My father and I divided our responsibilities so each one of us could have a focus – he can focus on the China side of operations in component manufacturing. My focus was on the finished chair production as well as product development, sales and marketing. And my mother headed our finance and accounting. So the three of us continued to work together shoulder-to-shoulder growing the family business.
Then in 2019 we had the opportunity to become part of the Flokk family.

BB:
Yes, tell me about that.
DM:
As a result of the tremendous growth trajectory of 9to5 Seating over the past decade, we had attracted the interest of some of the leading acquisition-minded manufacturers. And ultimately, as we looked ahead, we wanted to find a way to further accelerate our growth by becoming part of a larger entity that had resources that could augment what we were doing on our own.
When we met the Flokk team, we learned very quickly that we share a lot of the same company culture, values and principles. When we visited them in Norway and then visited one of their plants in Europe, we were very surprised at the similarity between our production lines. At the same time, they share that same entrepreneurial spirit that’s been an important cornerstone of 9to5 since its inception.

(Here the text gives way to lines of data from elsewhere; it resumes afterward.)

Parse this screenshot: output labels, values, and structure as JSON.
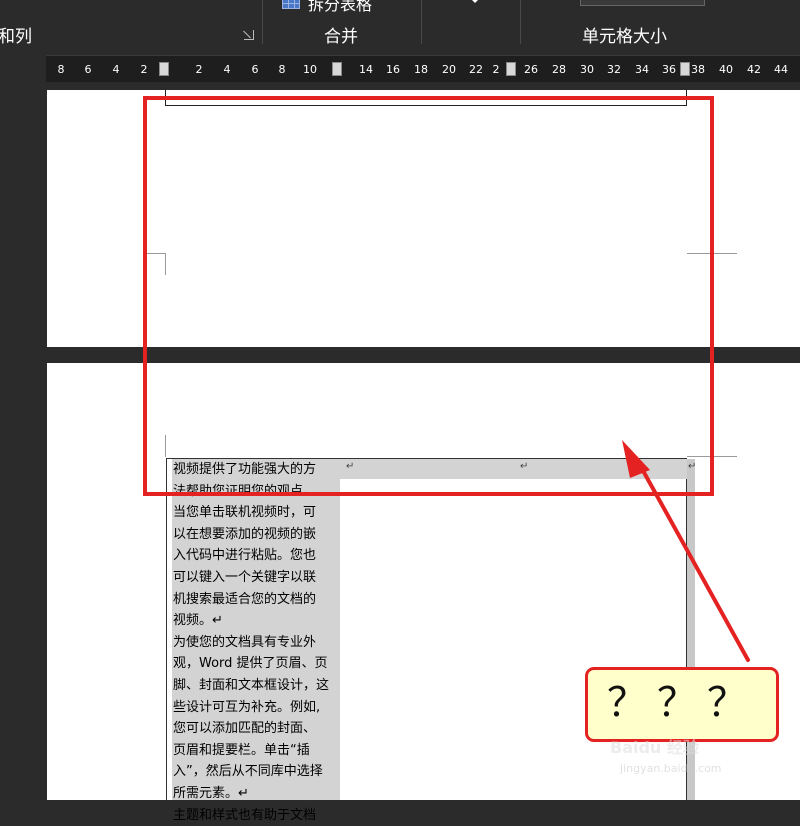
{
  "ribbon": {
    "group_rows_cols_label": "和列",
    "group_merge_label": "合并",
    "group_cell_size_label": "单元格大小",
    "split_table_label": "拆分表格"
  },
  "ruler": {
    "left_ticks": [
      "8",
      "6",
      "4",
      "2"
    ],
    "right_ticks": [
      "2",
      "4",
      "6",
      "8",
      "10",
      "14",
      "16",
      "18",
      "20",
      "22",
      "2",
      "26",
      "28",
      "30",
      "32",
      "34",
      "36",
      "38",
      "40",
      "42",
      "44"
    ]
  },
  "document": {
    "cell_lines": [
      "视频提供了功能强大的方",
      "法帮助您证明您的观点。",
      "当您单击联机视频时，可",
      "以在想要添加的视频的嵌",
      "入代码中进行粘贴。您也",
      "可以键入一个关键字以联",
      "机搜索最适合您的文档的",
      "视频。↵",
      "为使您的文档具有专业外",
      "观，Word 提供了页眉、页",
      "脚、封面和文本框设计，这",
      "些设计可互为补充。例如,",
      "您可以添加匹配的封面、",
      "页眉和提要栏。单击“插",
      "入”，然后从不同库中选择",
      "所需元素。↵",
      "主题和样式也有助于文档"
    ],
    "cell_end_mark": "↵"
  },
  "annotation": {
    "callout_text": "？？？",
    "highlight_color": "#e52222",
    "callout_bg": "#ffffcc"
  },
  "watermark": {
    "brand": "Baidu 经验",
    "url": "jingyan.baidu.com"
  }
}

Oftentimes larger companies get bureaucratic and lose their agility, but Flokk is nimble and makes decisions in a timely fashion. They’re also large enough and established enough that they’ve helped us to think a little more strategically. But mostly, there’s just tremendous synergy between their platform in Europe and our company here in North America.

So, In November 2019 we officially became part of the Flokk family. And already, in a short period of time, we’ve seen some of that synergy come to fruition. In the past year, we’ve brought some of their products into production at our factory in California. At the same time, they’re not only leveraging the 9to5 distribution in North America, but utilizing our factory in China for some domestic manufacturing of their products for the Asian market.
All the puzzle pieces seem to have just come together with the Flokk team. We can grow faster than ever and we’re more excited today about our future than we have ever been.
What I’m most excited about in the 9to5 and Flokk family future is some of the great new product that we have in development right now. A lot of it has been influenced by Scandinavian design, and we’ve really raised the bar with product design and development for the price points that we focus on. I’m really excited about adding more capacity to the 9to5 infrastructure and expanding into new product sectors as well.